The study, which should last about two years, is financed by the dental research division of the National Institutes of Health.
Patients in the study are treated free. To hold down costs, the study patients’ original dentures are used.
In other cases, however, teeth and dentures are custom-made to fit a patient’s implant.
That was the case with Havens, who figures he has spent $2,000 to $3,000 on the implant process. Although his health insurance does not cover any of the implant costs, Havens, who lost most of his lower teeth from a combination of disease and injury, said he has no regrets about going through the procedure.
He said the implants have changed the appearance of his face. Because he had worn dentures for so long, Havens said, the area around his mouth had a sunken look, which now has been eliminated.
Also, the dentures he had worn since age 19 had worn down the ridge of his lower gum. He might not have been able to continue wearing dentures without an implant.

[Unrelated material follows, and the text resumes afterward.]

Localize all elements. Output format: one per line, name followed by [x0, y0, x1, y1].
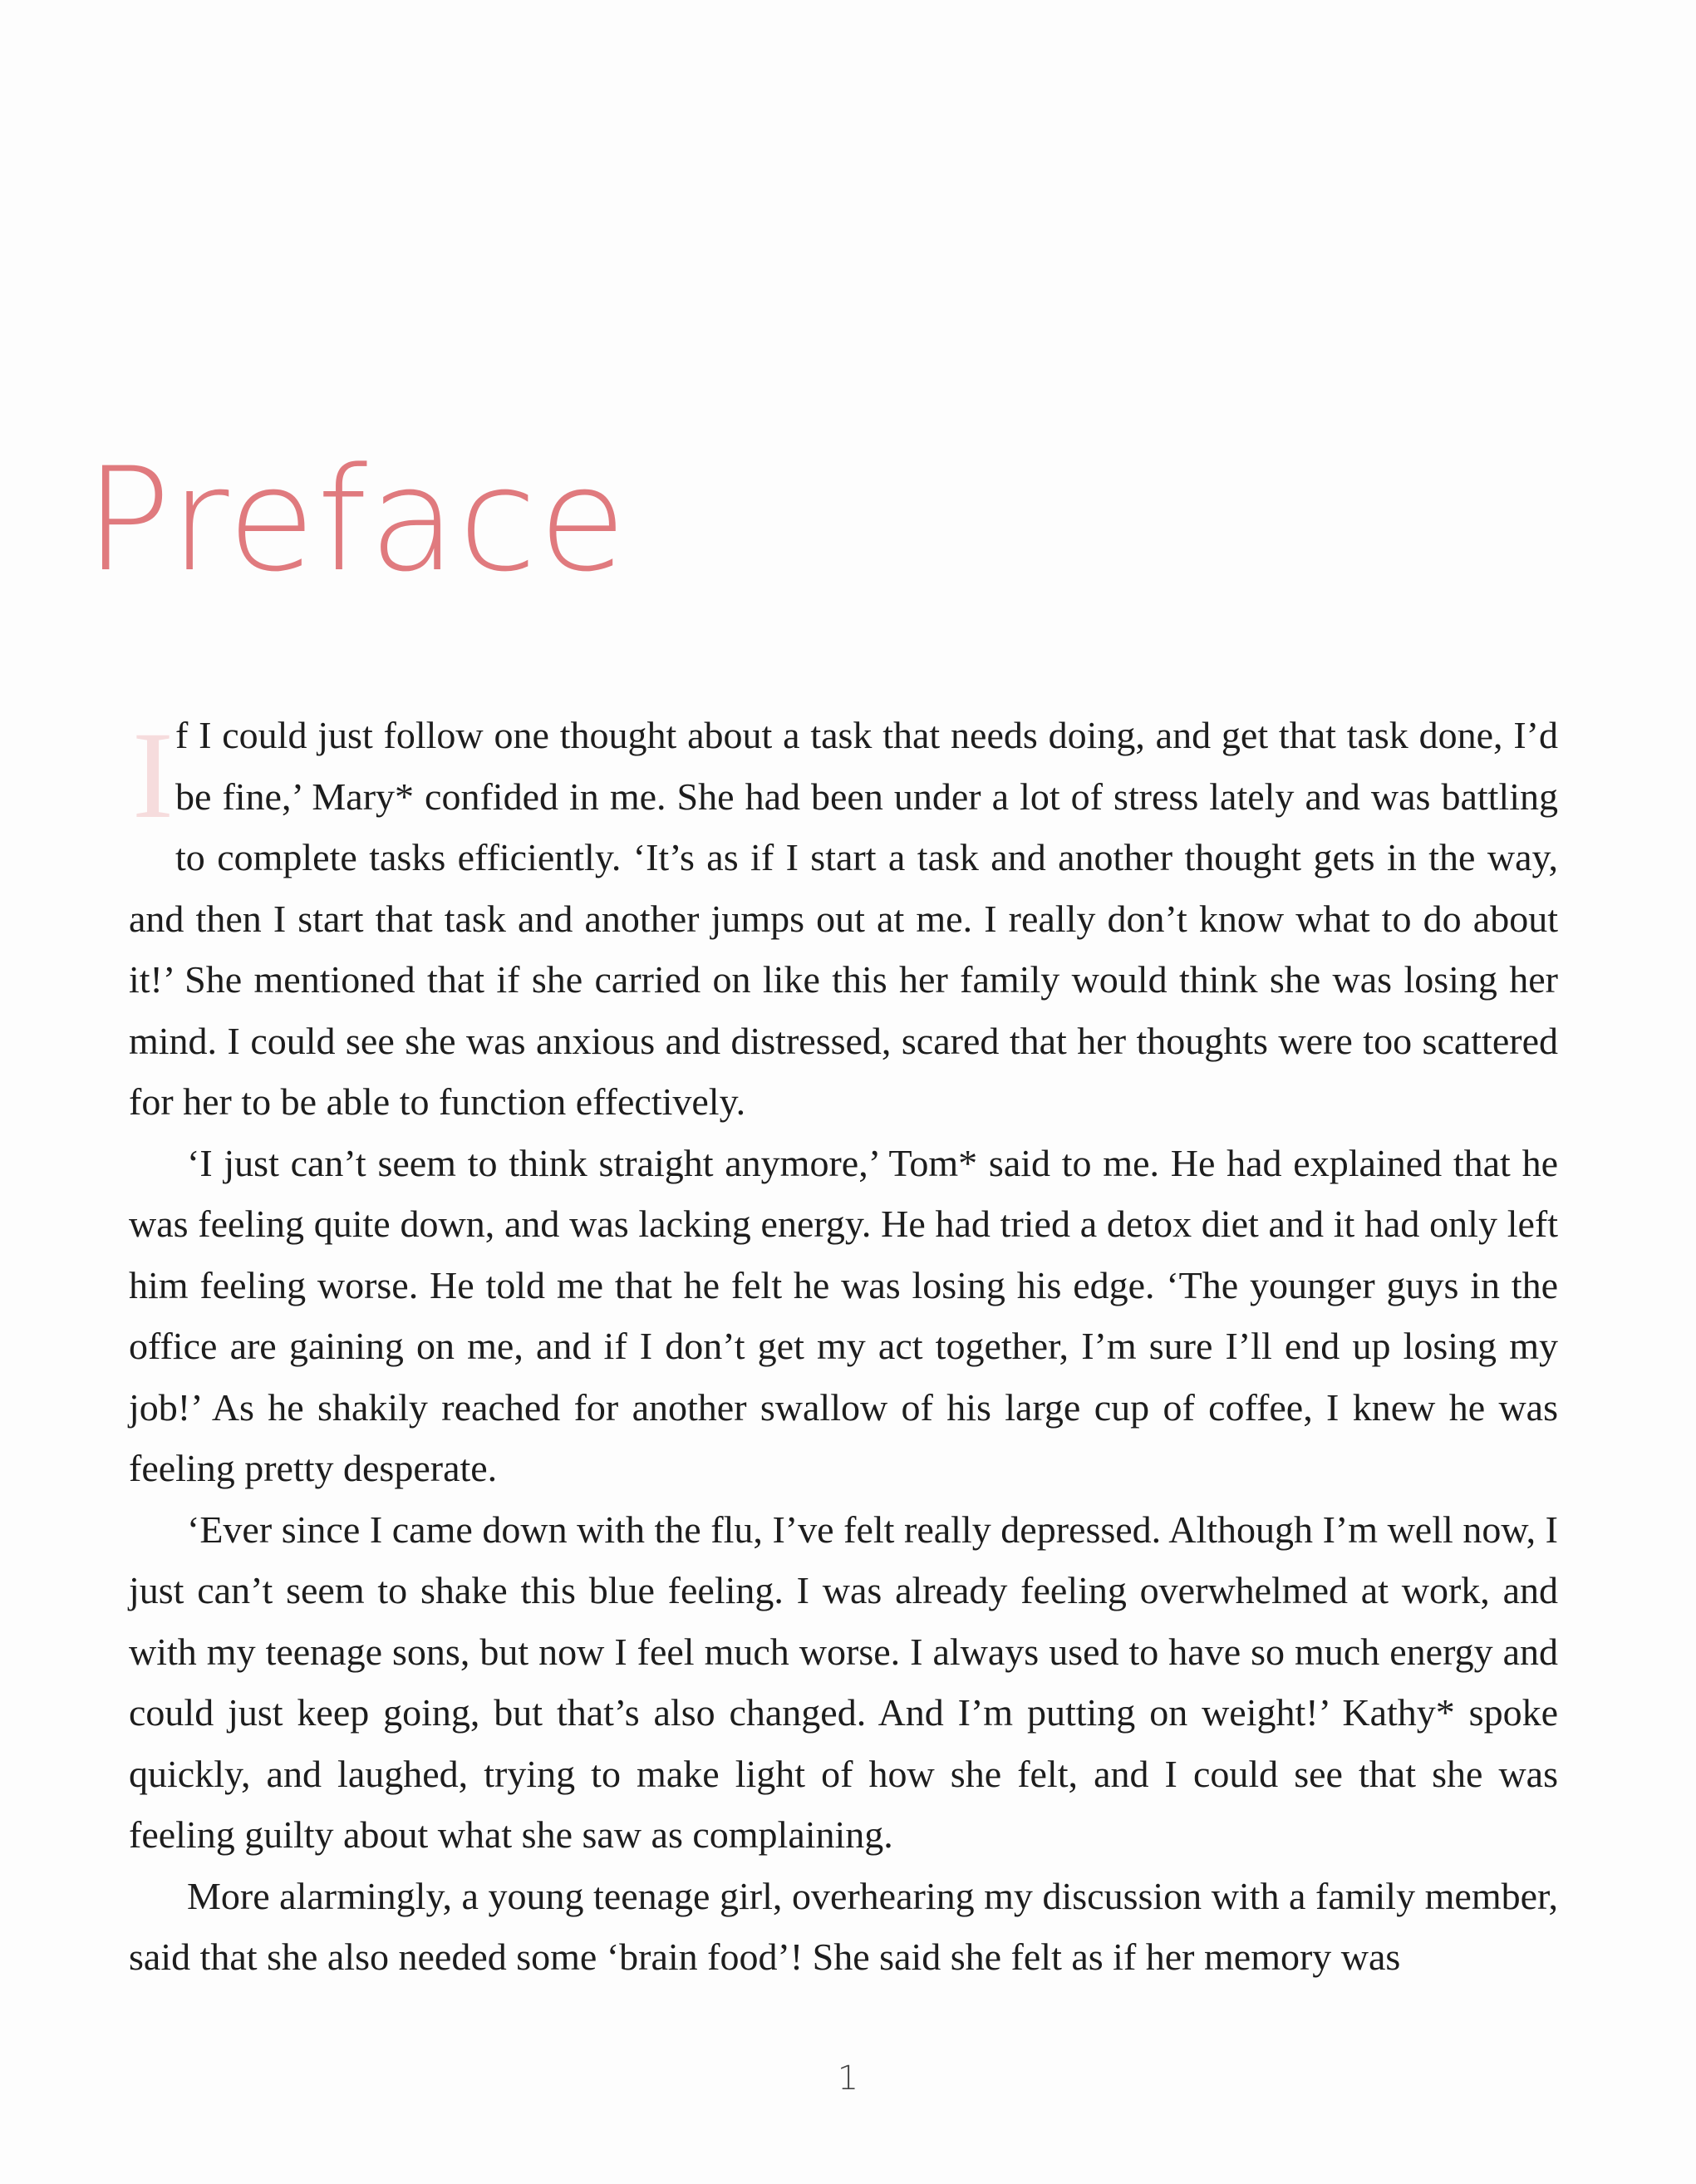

Other benefits of the implant are that Havens no longer speaks with the lisping sound that often is characteristic of denture wearers, and he is confident eating just about any type of food.

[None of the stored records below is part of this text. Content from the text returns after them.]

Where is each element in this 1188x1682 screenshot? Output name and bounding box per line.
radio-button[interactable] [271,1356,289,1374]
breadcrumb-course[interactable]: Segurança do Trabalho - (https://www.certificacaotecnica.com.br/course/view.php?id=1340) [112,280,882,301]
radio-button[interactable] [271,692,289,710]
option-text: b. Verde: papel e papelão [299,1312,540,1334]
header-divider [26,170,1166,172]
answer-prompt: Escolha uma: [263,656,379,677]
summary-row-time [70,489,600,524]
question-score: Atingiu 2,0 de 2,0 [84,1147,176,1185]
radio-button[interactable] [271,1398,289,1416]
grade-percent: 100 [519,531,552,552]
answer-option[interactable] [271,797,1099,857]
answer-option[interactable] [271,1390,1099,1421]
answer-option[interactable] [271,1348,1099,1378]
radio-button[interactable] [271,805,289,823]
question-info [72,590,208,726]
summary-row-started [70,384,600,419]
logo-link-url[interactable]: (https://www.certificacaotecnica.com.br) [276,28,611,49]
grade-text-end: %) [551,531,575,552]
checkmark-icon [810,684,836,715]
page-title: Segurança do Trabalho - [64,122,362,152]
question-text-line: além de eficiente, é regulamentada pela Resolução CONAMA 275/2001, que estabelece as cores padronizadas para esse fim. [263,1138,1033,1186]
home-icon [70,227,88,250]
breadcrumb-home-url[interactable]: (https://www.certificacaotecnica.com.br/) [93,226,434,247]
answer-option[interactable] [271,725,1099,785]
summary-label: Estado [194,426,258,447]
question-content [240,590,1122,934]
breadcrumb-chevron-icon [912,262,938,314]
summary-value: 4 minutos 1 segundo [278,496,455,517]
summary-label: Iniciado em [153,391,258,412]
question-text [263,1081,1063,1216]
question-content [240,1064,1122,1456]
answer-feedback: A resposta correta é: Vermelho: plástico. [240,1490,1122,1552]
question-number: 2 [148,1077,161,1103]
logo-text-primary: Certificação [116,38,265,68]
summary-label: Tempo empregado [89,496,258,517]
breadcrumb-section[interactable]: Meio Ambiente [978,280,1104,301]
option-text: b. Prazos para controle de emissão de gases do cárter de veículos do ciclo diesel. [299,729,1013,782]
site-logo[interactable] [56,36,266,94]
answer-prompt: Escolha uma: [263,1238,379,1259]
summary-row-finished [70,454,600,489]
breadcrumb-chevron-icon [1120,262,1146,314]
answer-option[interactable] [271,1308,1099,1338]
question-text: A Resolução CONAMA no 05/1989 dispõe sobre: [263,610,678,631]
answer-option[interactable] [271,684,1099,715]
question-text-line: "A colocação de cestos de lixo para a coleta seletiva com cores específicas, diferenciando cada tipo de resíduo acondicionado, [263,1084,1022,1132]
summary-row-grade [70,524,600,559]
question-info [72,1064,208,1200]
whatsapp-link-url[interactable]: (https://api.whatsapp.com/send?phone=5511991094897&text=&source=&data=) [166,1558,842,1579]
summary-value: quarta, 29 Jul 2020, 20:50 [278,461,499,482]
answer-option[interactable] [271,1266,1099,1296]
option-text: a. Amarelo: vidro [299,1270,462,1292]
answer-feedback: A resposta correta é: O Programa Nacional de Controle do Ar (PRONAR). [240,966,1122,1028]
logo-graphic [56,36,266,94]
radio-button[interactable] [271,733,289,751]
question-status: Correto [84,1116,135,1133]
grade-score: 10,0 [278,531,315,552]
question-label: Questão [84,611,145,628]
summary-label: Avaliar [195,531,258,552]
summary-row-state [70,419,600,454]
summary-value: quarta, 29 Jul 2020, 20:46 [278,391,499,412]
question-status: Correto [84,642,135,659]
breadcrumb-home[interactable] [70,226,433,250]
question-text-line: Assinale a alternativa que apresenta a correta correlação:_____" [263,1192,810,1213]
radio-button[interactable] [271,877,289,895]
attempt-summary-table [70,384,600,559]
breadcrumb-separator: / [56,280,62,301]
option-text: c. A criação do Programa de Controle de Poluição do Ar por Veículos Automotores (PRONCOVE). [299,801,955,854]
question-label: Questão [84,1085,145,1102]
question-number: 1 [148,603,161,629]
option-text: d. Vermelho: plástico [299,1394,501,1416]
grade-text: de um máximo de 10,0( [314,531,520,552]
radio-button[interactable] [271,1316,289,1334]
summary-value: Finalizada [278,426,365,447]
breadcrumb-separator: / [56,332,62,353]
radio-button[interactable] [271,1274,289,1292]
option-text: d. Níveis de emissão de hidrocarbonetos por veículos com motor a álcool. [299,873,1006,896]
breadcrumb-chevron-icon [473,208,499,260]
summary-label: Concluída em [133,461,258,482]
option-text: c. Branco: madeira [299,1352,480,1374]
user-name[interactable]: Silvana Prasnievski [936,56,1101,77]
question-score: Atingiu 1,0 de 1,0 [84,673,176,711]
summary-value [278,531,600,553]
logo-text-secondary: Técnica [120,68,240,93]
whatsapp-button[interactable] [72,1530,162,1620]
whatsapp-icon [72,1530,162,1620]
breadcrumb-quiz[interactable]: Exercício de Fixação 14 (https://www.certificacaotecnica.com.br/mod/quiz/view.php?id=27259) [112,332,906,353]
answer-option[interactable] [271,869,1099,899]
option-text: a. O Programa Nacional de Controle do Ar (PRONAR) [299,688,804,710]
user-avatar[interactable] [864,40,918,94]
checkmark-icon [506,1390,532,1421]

Dr. Charles W. Martin, a dentist on Forest Hill Avenue who specializes in dental implants, said people who have them look better, feel better, and chew and smile with more confidence.

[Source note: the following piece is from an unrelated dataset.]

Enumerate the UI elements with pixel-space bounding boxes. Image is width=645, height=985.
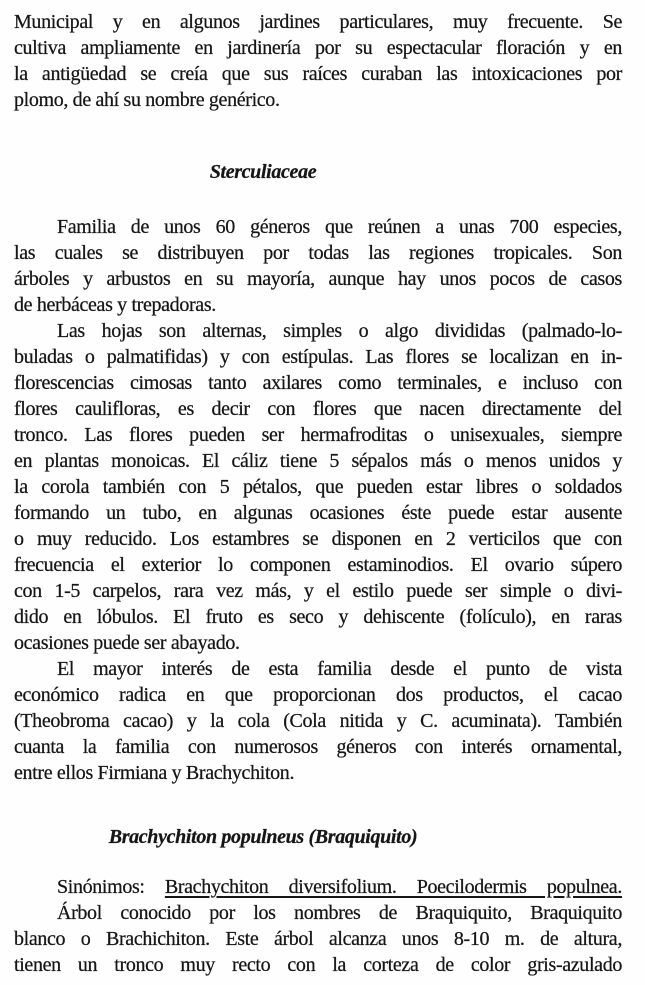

Denture wearers, who often refrain from socializing, “many times have a whole new outlook on life” with implants, he added.
Dr. Martin said he has used implants to replace from one missing tooth to an entire set. Implants are used primarily on the lower teeth because there is more of a tendency for those to slip and pop out.
He said he “takes the patient and designs the implant” rather than having the patient conform to an implant design.
Such customized treatment is not cheap. Dr. Martin said his implant fees range from $1,500 to $15,000.
And the process is not speedy.
After a patient is deemed a good candidate for implants- that is, he or she is healthy and has appropriate jawbone structure- surgery is scheduled.
This usually is done on an outpatient basis with a local aesthetic. The surgical implantation of the metal rods- which, like hip and other joint replacements, most often are made of titanium- is no more painful than a tooth extraction, most patients say.
Three to six months later- long enough to allow the patient’s jawbone to bond with the implant- another procedure is performed to uncover the implants, which until that point were imbedded under the gums.
Once exposed, the implants can be fitted with attachments that hook onto the artificial teeth, mechanically locking them into place.
Dr. David A. Beck, who is involved in the MCV study, said implants “make such a huge difference in the function of dentures.”
However, Dr. Unger cautioned that implants “are not all a panacea.” Some patients are not good candidates for implants, and because the technology is so new, the long-term success rate of implants has not been determined.
“I don’t want to be pessimistic, but I don’t want to be euphoric,” Dr. Unger said.
“Implants still are not like real teeth.”